*Ciertamente hoy se nos hace más difícil a todos nombrar a Dios y hablar de Él. La cosmovisión antigua del hombre y del mundo estaba impregnada, toda ella, de sentido religioso, de un cierto sentido de la presencia de Dios. Fundada en la revelación y en la historia de la salvación, la mentalidad de nuestros antepasados hacía que tanto los individuos como los pueblos se experimentaran dentro de las coordenadas del plan providente de Dios. Pero las cosas han ido cambiando, es más, han cambiado mucho y lo han hecho rápidamente. Esto no quiere decir que en la antigüedad no hubiera hombres que no fueran ateos o incrédulos (pues como ya apuntaba el Salmo 14, el necio se pronuncia negando a Dios: “Dice el necio para sí: no hay Dios”). Lo que sucede es, más bien, que el ateísmo, en tanto que fenómeno socialmente extendido, es algo relativamente reciente. Como señalan los estudiosos de la antigüedad, el ateo coincide más con el crítico de una religión deforme o antropomórfica que con aquél que niega explícitamente a Dios. Será en la modernidad y después, en nuestros días, cuando el ateísmo cobre una carta de ciudadanía que lo legitime como realidad social. Ahora bien, no es una planta que surja por generación espontánea ni florezca por casualidad. Podemos decir que es el fruto florido de un tallo que tiene en diversos acontecimientos históricos y culturales su más honda raíz. Enuncio, aunque de manera muy breve, algunos de los rasgos de este subsuelo que lo han hecho posible en nuestro entorno social.
*Los antecedentes del naturalismo renacentista y del principio cartesiano de la inmanencia han conducido al sujeto humano a creerse el centro del universo. La conciencia humana pasa a ser la medida de todas las cosas y la experimentación científica el modo cierto de alcanzar su conocimiento. La claridad y distinción, que pasa por un tipo humano de evidencia, se impone en adelante como garantía de la verdad y la certeza de nuestro humano conocer. La fe, poco a poco recluida al privado ámbito de nuestros sentimientos, se va a ver desprotegida y despojada de la condición de conocimiento cierto para ser considerada, en el mejor de los casos, como garantía moral de nuestra convicción subjetiva acerca de Dios. Pero el camino de la moral y el rigor del conocimiento racional se irán separando hasta su definitiva irreconciliación: en este sentido, Kant confesará tener que abandonar el ejercicio de la razón para echarse en brazos de la fe. El divorcio de estas dos facultades poco a poco se va consumando.

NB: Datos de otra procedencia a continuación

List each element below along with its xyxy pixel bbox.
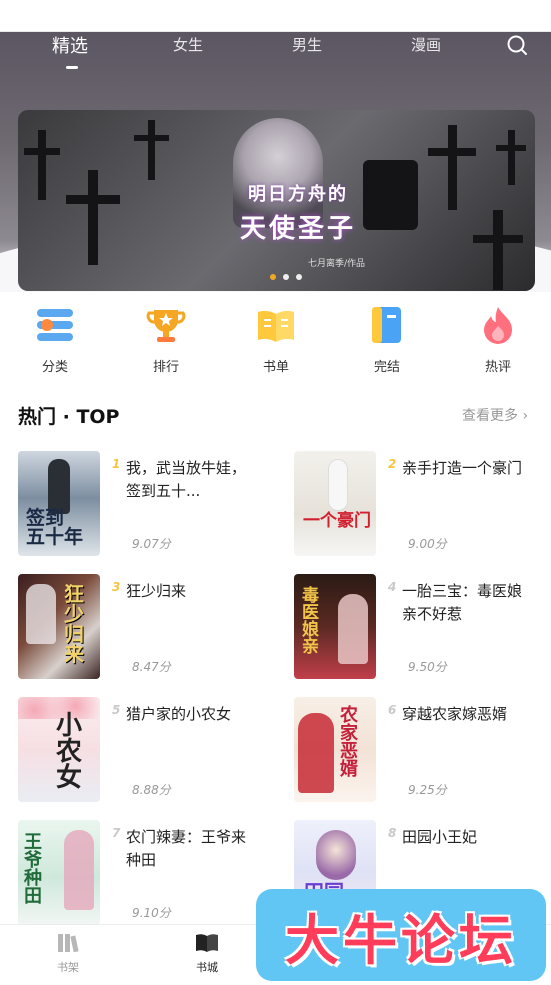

*Más aún, llegará incluso a pensarse el ateísmo como la otra cara de un verdadero humanismo: para salvar la autonomía y la dignidad del hombre, fin de sí mismo, parece necesario negar la idea –o la existencia misma- de Dios. La libertad del hombre, como vimos, exige su autonomía absoluta y, por ende, la negación de Dios. La crisis de la metafísica y del discurso acerca de una verdad absoluta y universal ha conducido al ser humano por la senda de lo inmediato y de lo eficaz. Parece imponerse la máxima del placer rápido de cara a lograr la felicidad. Y si todavía se esconde, en lo profundo del hombre, la llama de un deseo mayor, se buscará saciarlo en cualquier remedio esotérico u oculto pero siempre dentro de un orden natural, horizontal que desconoce la naturaleza sobrenatural del auténtico misterio.

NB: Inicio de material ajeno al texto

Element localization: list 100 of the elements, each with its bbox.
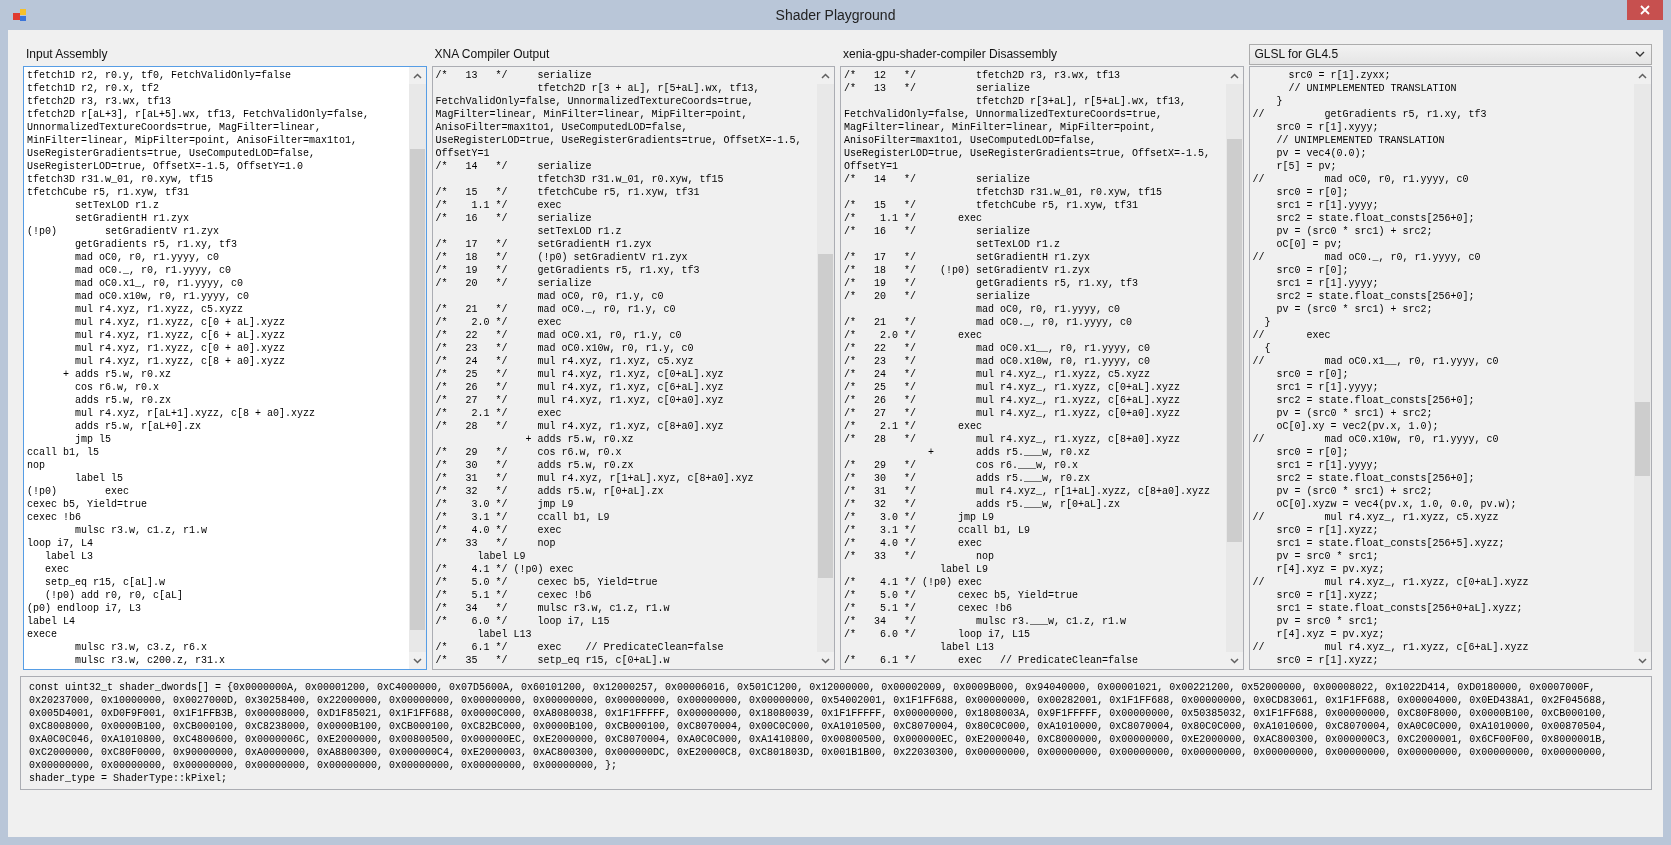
- code-line: (!p0) setGradientV r1.zyx: [27, 225, 220, 238]
- code-line: MinFilter=linear, MipFilter=point, AnisoFilter=max1to1,: [27, 134, 358, 147]
- code-line: /* 28 */ mul r4.xyz_, r1.xyzz, c[8+a0].xyzz: [844, 433, 1181, 446]
- close-button[interactable]: [1627, 0, 1663, 20]
- code-line: /* 30 */ adds r5.___w, r0.zx: [844, 472, 1091, 485]
- code-line: /* 26 */ mul r4.xyz, r1.xyz, c[6+aL].xyz: [435, 381, 724, 394]
- code-line: 0x20237000, 0x10000000, 0x0027000D, 0x30258400, 0x22000000, 0x00000000, 0x00000000, 0x00000000, 0x00000000, 0x00000000, 0x00000000, 0x54002001, 0x1F1FF688, 0x00000000, 0x00282001, 0x1F1FF688, 0x00000000, 0x0CD83061, 0x1F1FF688, 0x00004000, 0x0ED438A1, 0x2F045688,: [29, 694, 1608, 707]
- code-line: tfetch3D r31.w_01, r0.xyw, tf15: [27, 173, 214, 186]
- code-line: src0 = r[0];: [1275, 446, 1349, 459]
- code-line: FetchValidOnly=false, UnnormalizedTextureCoords=true,: [435, 95, 754, 108]
- code-line: /* 25 */ mul r4.xyz, r1.xyz, c[0+aL].xyz: [435, 368, 724, 381]
- code-line: /* 5.1 */ cexec !b6: [435, 589, 592, 602]
- code-line: /* 4.0 */ exec: [435, 524, 562, 537]
- code-line: nop: [27, 459, 45, 472]
- scrollbar-thumb[interactable]: [409, 148, 425, 630]
- code-line: /* 3.1 */ ccall b1, L9: [844, 524, 1031, 537]
- code-line: /* 1.1 */ exec: [844, 212, 983, 225]
- code-line: pv = src0 * src1;: [1275, 615, 1379, 628]
- code-line: mul r4.xyz, r1.xyzz, c5.xyzz: [74, 303, 244, 316]
- code-line: tfetch3D r31.w_01, r0.xyw, tf15: [536, 173, 724, 186]
- code-line: // mul r4.xyz_, r1.xyzz, c5.xyzz: [1252, 511, 1499, 524]
- code-line: (p0) endloop i7, L3: [27, 602, 142, 615]
- code-line: (!p0) add r0, r0, c[aL]: [44, 589, 184, 602]
- code-line: /* 2.1 */ exec: [435, 407, 562, 420]
- code-line: /* 6.0 */ loop i7, L15: [435, 615, 610, 628]
- code-line: setTexLOD r1.z: [975, 238, 1061, 251]
- code-line: /* 5.0 */ cexec b5, Yield=true: [844, 589, 1079, 602]
- code-line: mulsc r3.w, c200.z, r31.x: [74, 654, 226, 667]
- text-area[interactable]: [20, 676, 1652, 790]
- code-line: label L3: [44, 550, 93, 563]
- code-line: label L13: [476, 628, 532, 641]
- code-line: getGradients r5, r1.xy, tf3: [74, 238, 238, 251]
- panel-label: Input Assembly: [25, 47, 108, 61]
- code-line: /* 33 */ nop: [844, 550, 995, 563]
- text-area[interactable]: [1248, 66, 1652, 670]
- code-line: exece: [27, 628, 57, 641]
- code-line: adds r5.w, r[aL+0].zx: [74, 420, 202, 433]
- scrollbar-thumb[interactable]: [1635, 402, 1650, 476]
- code-line: /* 31 */ mul r4.xyz, r[1+aL].xyz, c[8+a0].xyz: [435, 472, 754, 485]
- code-line: /* 2.1 */ exec: [844, 420, 983, 433]
- code-line: AnisoFilter=max1to1, UseComputedLOD=false,: [844, 134, 1097, 147]
- code-line: r[4].xyz = pv.xyz;: [1275, 563, 1385, 576]
- code-line: oC[0] = pv;: [1275, 238, 1343, 251]
- code-line: /* 27 */ mul r4.xyz_, r1.xyzz, c[0+a0].xyzz: [844, 407, 1181, 420]
- code-line: // mad oC0._, r0, r1.yyyy, c0: [1252, 251, 1481, 264]
- code-line: /* 5.0 */ cexec b5, Yield=true: [435, 576, 658, 589]
- code-line: exec: [44, 563, 69, 576]
- text-area[interactable]: [840, 66, 1244, 670]
- text-area[interactable]: [431, 66, 835, 670]
- code-line: src1 = state.float_consts[256+5].xyzz;: [1275, 537, 1505, 550]
- code-line: // getGradients r5, r1.xy, tf3: [1252, 108, 1487, 121]
- code-line: /* 6.1 */ exec // PredicateClean=false: [844, 654, 1139, 667]
- scrollbar-thumb[interactable]: [1226, 139, 1242, 543]
- code-line: /* 27 */ mul r4.xyz, r1.xyz, c[0+a0].xyz: [435, 394, 724, 407]
- code-line: /* 29 */ cos r6.w, r0.x: [435, 446, 622, 459]
- chevron-down-icon: [1635, 51, 1645, 57]
- code-line: /* 30 */ adds r5.w, r0.zx: [435, 459, 634, 472]
- code-line: /* 3.0 */ jmp L9: [435, 498, 574, 511]
- code-line: /* 24 */ mul r4.xyz_, r1.xyzz, c5.xyzz: [844, 368, 1151, 381]
- code-line: src1 = r[1].yyyy;: [1275, 199, 1379, 212]
- code-line: src1 = r[1].yyyy;: [1275, 381, 1379, 394]
- language-dropdown[interactable]: GLSL for GL4.5: [1248, 43, 1652, 65]
- code-line: mul r4.xyz, r1.xyzz, c[0 + a0].xyzz: [74, 342, 286, 355]
- chevron-down-icon: [412, 657, 422, 664]
- code-line: /* 34 */ mulsc r3.___w, c1.z, r1.w: [844, 615, 1127, 628]
- code-line: src2 = state.float_consts[256+0];: [1275, 212, 1475, 225]
- chevron-up-icon: [1229, 72, 1239, 79]
- scrollbar-thumb[interactable]: [818, 254, 833, 579]
- code-line: tfetch1D r2, r0.x, tf2: [27, 82, 160, 95]
- text-area[interactable]: [23, 66, 427, 670]
- code-line: /* 23 */ mad oC0.x10w, r0, r1.y, c0: [435, 342, 694, 355]
- code-line: /* 20 */ serialize: [844, 290, 1031, 303]
- code-line: /* 14 */ serialize: [844, 173, 1031, 186]
- code-line: adds r5.w, r0.zx: [74, 394, 172, 407]
- close-icon: [1640, 5, 1650, 15]
- code-line: /* 15 */ tfetchCube r5, r1.xyw, tf31: [435, 186, 700, 199]
- code-line: label L9: [939, 563, 989, 576]
- code-line: pv = (src0 * src1) + src2;: [1275, 225, 1433, 238]
- code-line: tfetch1D r2, r0.y, tf0, FetchValidOnly=false: [27, 69, 292, 82]
- code-line: OffsetY=1: [844, 160, 898, 173]
- code-line: pv = vec4(0.0);: [1275, 147, 1367, 160]
- code-line: /* 4.1 */ (!p0) exec: [435, 563, 574, 576]
- code-line: mul r4.xyz, r1.xyzz, c[8 + a0].xyzz: [74, 355, 286, 368]
- code-line: src1 = r[1].yyyy;: [1275, 277, 1379, 290]
- code-line: src0 = r[1].xyzz;: [1275, 654, 1379, 667]
- code-line: pv = (src0 * src1) + src2;: [1275, 303, 1433, 316]
- code-line: /* 22 */ mad oC0.x1__, r0, r1.yyyy, c0: [844, 342, 1151, 355]
- code-line: // mad oC0.x1__, r0, r1.yyyy, c0: [1252, 355, 1499, 368]
- code-line: /* 12 */ tfetch2D r3, r3.wx, tf13: [844, 69, 1121, 82]
- code-line: /* 13 */ serialize: [435, 69, 592, 82]
- code-line: mul r4.xyz, r[aL+1].xyzz, c[8 + a0].xyzz: [74, 407, 316, 420]
- code-line: /* 13 */ serialize: [844, 82, 1031, 95]
- code-line: {: [1263, 342, 1271, 355]
- code-line: /* 32 */ adds r5.w, r[0+aL].zx: [435, 485, 664, 498]
- code-line: /* 25 */ mul r4.xyz_, r1.xyzz, c[0+aL].xyzz: [844, 381, 1181, 394]
- code-line: (!p0) exec: [27, 485, 130, 498]
- code-line: src2 = state.float_consts[256+0];: [1275, 290, 1475, 303]
- code-line: mad oC0, r0, r1.yyyy, c0: [975, 303, 1121, 316]
- code-line: mulsc r3.w, c3.z, r6.x: [74, 641, 208, 654]
- code-line: src2 = state.float_consts[256+0];: [1275, 472, 1475, 485]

*Este iluminismo, especialmente representado por Kant, que plantea la autonomía de la razón humana frente a la heteronomía de la ley de Dios, termina planteando una religión dentro de los límites de la razón. La religiosidad, para los deístas ilustrados, será una especie de moralidad natural, que se reviste después, en el positivismo, de un sentido pragmatista, de un carácter emotivo en el romanticismo, o de tintes revolucionarios en la reciente teología de la liberación. En el fondo, el excesivo apego a la tierra y a las realidades naturales parece conducir al sujeto humano al olvido de Dios.
*El enciclopedismo de la nueva ciencia y los progresos sucesivos de la técnica entiende que Dios resulta, cuando menos, una hipótesis absolutamente innecesaria ante una razón madura que ha encontrado en el método empírico de las ciencias su garantía definitiva. La religión no pasa, en el mejor de los casos, de ser un fenómeno primitivo y radicalmente superado, emotivo, supersticioso y mitológico, pero incapaz de aportar una razón dominante que someta todas las cosas. Puede que, creer en Dios, sea conveniente en el orden de la convivencia social pero totalmente inútil a la hora de conocer, para transformar, el mundo.

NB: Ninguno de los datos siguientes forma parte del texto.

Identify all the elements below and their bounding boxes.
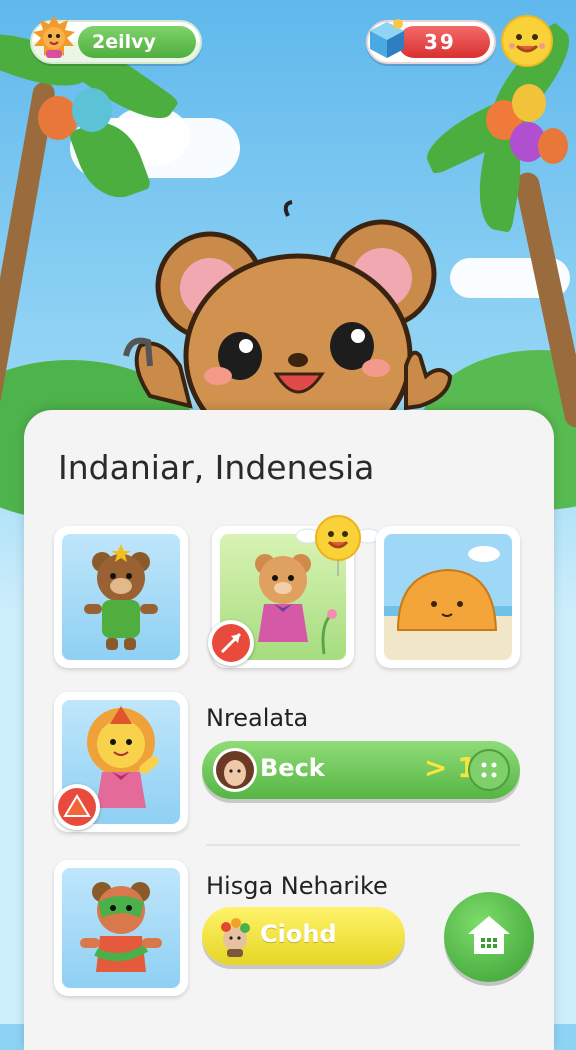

*De todo ello se desprende el hecho de que la religión se vea recluida, cada vez más, al ámbito de lo privado. Una confesionalidad privada no incomoda porque no se impone, no pretende validez definitiva y universal. Sólo pagando este peaje es como la religión podría ser hoy, no digo ya defendida, pero al menos tolerada. La cuestión es si la sal y luz de una verdad como la que porta el Evangelio puede resignarse a ocultar su claridad y a perder su propio sabor…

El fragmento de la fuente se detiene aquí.